The Wall Street Journal notes that many no longer uphold the belief that violence is never an acceptable reply to speech: “While 93% of baby boomers and 86% of Generation X say violence is never acceptable, only 71% of millennials and 58% of Generation Z do. And, there’s no meaningful difference between the attitudes of 18- to 26-year-olds who are and who aren’t enrolled in college.”
The disturbing reality of this cultural shift was on display when celebratory reactions to Charlie Kirk’s assassination appeared online, from ordinary social media users to prominent figures such as the Oxford Union president-elect.
This erosion of civic norms is visible not only in violent acts, but in the disappearance of the very language that once guided peaceful disagreement. Expressions like “Everyone is entitled to their own opinion” or “Sticks and stones may break my bones, but words will never hurt me” once reinforced the habit of meeting speech with speech, not violence.
Yet surveys show younger Americans rarely use these idioms, replacing them with slogans such as “words are violence.”
Contemporary culture too often gives young people the opposite of a positive vision. The drumbeat of climate catastrophe, warnings of AI doom, and constant denunciations of capitalism create a bleak vision of the future.
In popular culture, heroes are replaced by anti-heroes or villains. Films like The Joker glorify nihilism and make productive achievement suspect. Instead of celebrating courage and creativity, much of our media seduces the young into cynicism.
Add to this what Enright calls the “giant online village,” where the internet magnifies conformity, erases privacy, and punishes independence, and the result is a generation highly susceptible to propaganda, peer pressure, and despair. Far too often, political debate is tragically turning to dehumanization, exacerbated by social media.

This Financial Times analysis of USC data shows that young people today are becoming less conscientious, agreeable, and extroverted while growing more anxious and depressed—a troubling shift linked to social media, economic pressures, and a loss of purpose.
A Path Forward
Charlie Kirk’s death should remind us of what is at stake: without intellectual independence, without resilience, free society itself is endangered. How do we respond?
- Rebuild confidence in freedom. Young people must be taught the foundations of individual rights, free speech, and responsibility. A free society depends on citizens who can reason for themselves rather than resort to violence.

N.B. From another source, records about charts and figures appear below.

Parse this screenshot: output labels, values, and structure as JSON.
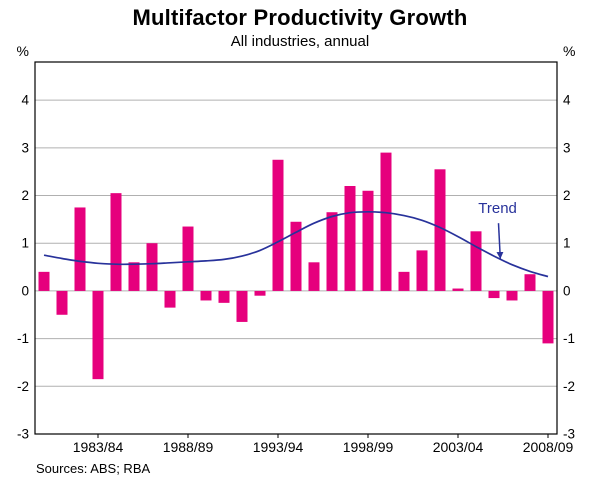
{
  "header": {
    "title": "Multifactor Productivity Growth",
    "subtitle": "All industries, annual"
  },
  "footer": {
    "sources": "Sources: ABS; RBA"
  },
  "colors": {
    "bar": "#e6007d",
    "trend": "#28329b",
    "grid": "#b0b0b0",
    "axis": "#000000"
  },
  "chart_data": {
    "type": "bar",
    "title": "Multifactor Productivity Growth",
    "subtitle": "All industries, annual",
    "unit": "%",
    "grid": true,
    "ylim": [
      -3,
      4.8
    ],
    "yticks": [
      4,
      3,
      2,
      1,
      0,
      -1,
      -2,
      -3
    ],
    "categories": [
      "1980/81",
      "1981/82",
      "1982/83",
      "1983/84",
      "1984/85",
      "1985/86",
      "1986/87",
      "1987/88",
      "1988/89",
      "1989/90",
      "1990/91",
      "1991/92",
      "1992/93",
      "1993/94",
      "1994/95",
      "1995/96",
      "1996/97",
      "1997/98",
      "1998/99",
      "1999/00",
      "2000/01",
      "2001/02",
      "2002/03",
      "2003/04",
      "2004/05",
      "2005/06",
      "2006/07",
      "2007/08",
      "2008/09"
    ],
    "xticks": {
      "indices": [
        3,
        8,
        13,
        18,
        23,
        28
      ],
      "labels": [
        "1983/84",
        "1988/89",
        "1993/94",
        "1998/99",
        "2003/04",
        "2008/09"
      ]
    },
    "series": [
      {
        "name": "Multifactor productivity growth",
        "type": "bar",
        "color": "#e6007d",
        "values": [
          0.4,
          -0.5,
          1.75,
          -1.85,
          2.05,
          0.6,
          1.0,
          -0.35,
          1.35,
          -0.2,
          -0.25,
          -0.65,
          -0.1,
          2.75,
          1.45,
          0.6,
          1.65,
          2.2,
          2.1,
          2.9,
          0.4,
          0.85,
          2.55,
          0.05,
          1.25,
          -0.15,
          -0.2,
          0.35,
          -1.1
        ]
      },
      {
        "name": "Trend",
        "type": "line",
        "color": "#28329b",
        "values": [
          0.75,
          0.68,
          0.62,
          0.58,
          0.56,
          0.56,
          0.57,
          0.59,
          0.61,
          0.63,
          0.66,
          0.73,
          0.85,
          1.03,
          1.23,
          1.42,
          1.56,
          1.64,
          1.66,
          1.64,
          1.58,
          1.48,
          1.33,
          1.14,
          0.93,
          0.73,
          0.55,
          0.41,
          0.3
        ]
      }
    ],
    "annotation": {
      "text": "Trend",
      "color": "#28329b",
      "text_at": {
        "index": 25.2,
        "value": 1.63
      },
      "arrow_from": {
        "index": 25.25,
        "value": 1.42
      },
      "arrow_to": {
        "index": 25.35,
        "value": 0.68
      }
    }
  }
}
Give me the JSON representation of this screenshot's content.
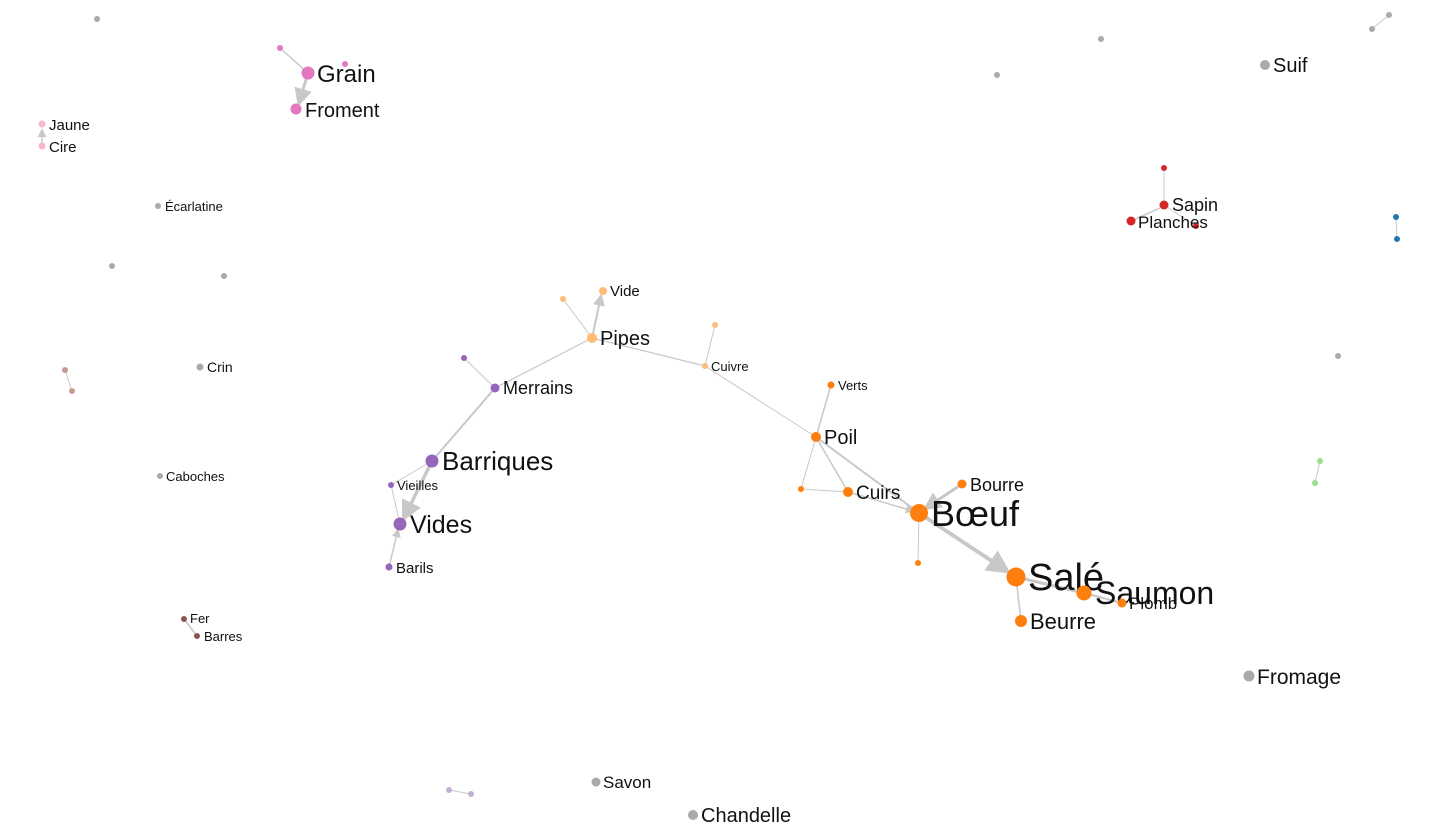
{
  "colors": {
    "orange": "#ff7f0e",
    "purple": "#9467bd",
    "peach": "#ffbb78",
    "pink": "#e377c2",
    "light_pink": "#f7b6d2",
    "red": "#d62728",
    "blue": "#1f77b4",
    "light_green": "#98df8a",
    "brown": "#8c564b",
    "rose_brown": "#c49c94",
    "lavender": "#c5b0d5",
    "gray": "#aaaaaa",
    "edge": "#c8c8c8"
  },
  "nodes": {
    "grain": "Grain",
    "froment": "Froment",
    "jaune": "Jaune",
    "cire": "Cire",
    "ecarlatine": "Écarlatine",
    "crin": "Crin",
    "caboches": "Caboches",
    "fer": "Fer",
    "barres": "Barres",
    "vide": "Vide",
    "pipes": "Pipes",
    "cuivre": "Cuivre",
    "merrains": "Merrains",
    "barriques": "Barriques",
    "vieilles": "Vieilles",
    "vides": "Vides",
    "barils": "Barils",
    "verts": "Verts",
    "poil": "Poil",
    "cuirs": "Cuirs",
    "bourre": "Bourre",
    "boeuf": "Bœuf",
    "sale": "Salé",
    "saumon": "Saumon",
    "plomb": "Plomb",
    "beurre": "Beurre",
    "suif": "Suif",
    "sapin": "Sapin",
    "planches": "Planches",
    "fromage": "Fromage",
    "savon": "Savon",
    "chandelle": "Chandelle"
  }
}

- Cultivate intellectual independence. Schools should foster discussion and reasoning, not indoctrination. Students who can analyze arguments and stand on their own judgment are far less vulnerable to propaganda and rage.
- Offer heroes, not nihilism. We must deliberately curate stories — in books, films, games, and history — that show human greatness, courage, and redemption. From Top Gun: Maverick to Les Misérables, such stories remind the young that life can be an adventure worth the striving.
- Model purpose. Parents, teachers, and mentors should show why their own work matters. Children need to see adults as heroes of productivity and integrity.
Conclusion
The killing of Charlie Kirk has left many Americans shaken — not only by the violence itself, but by what it symbolizes: a nation where reason is losing to rage. Combined with the pandemic’s legacy of isolation and a culture of cynicism, the danger is clear.
But despair is not inevitable. By teaching freedom, fostering independence, and surrounding the young with uplifting models of human achievement, we can help them resist despair and violence — and rebuild a society where differences are debated, not destroyed.
That’s what we aim to do at Reliance College.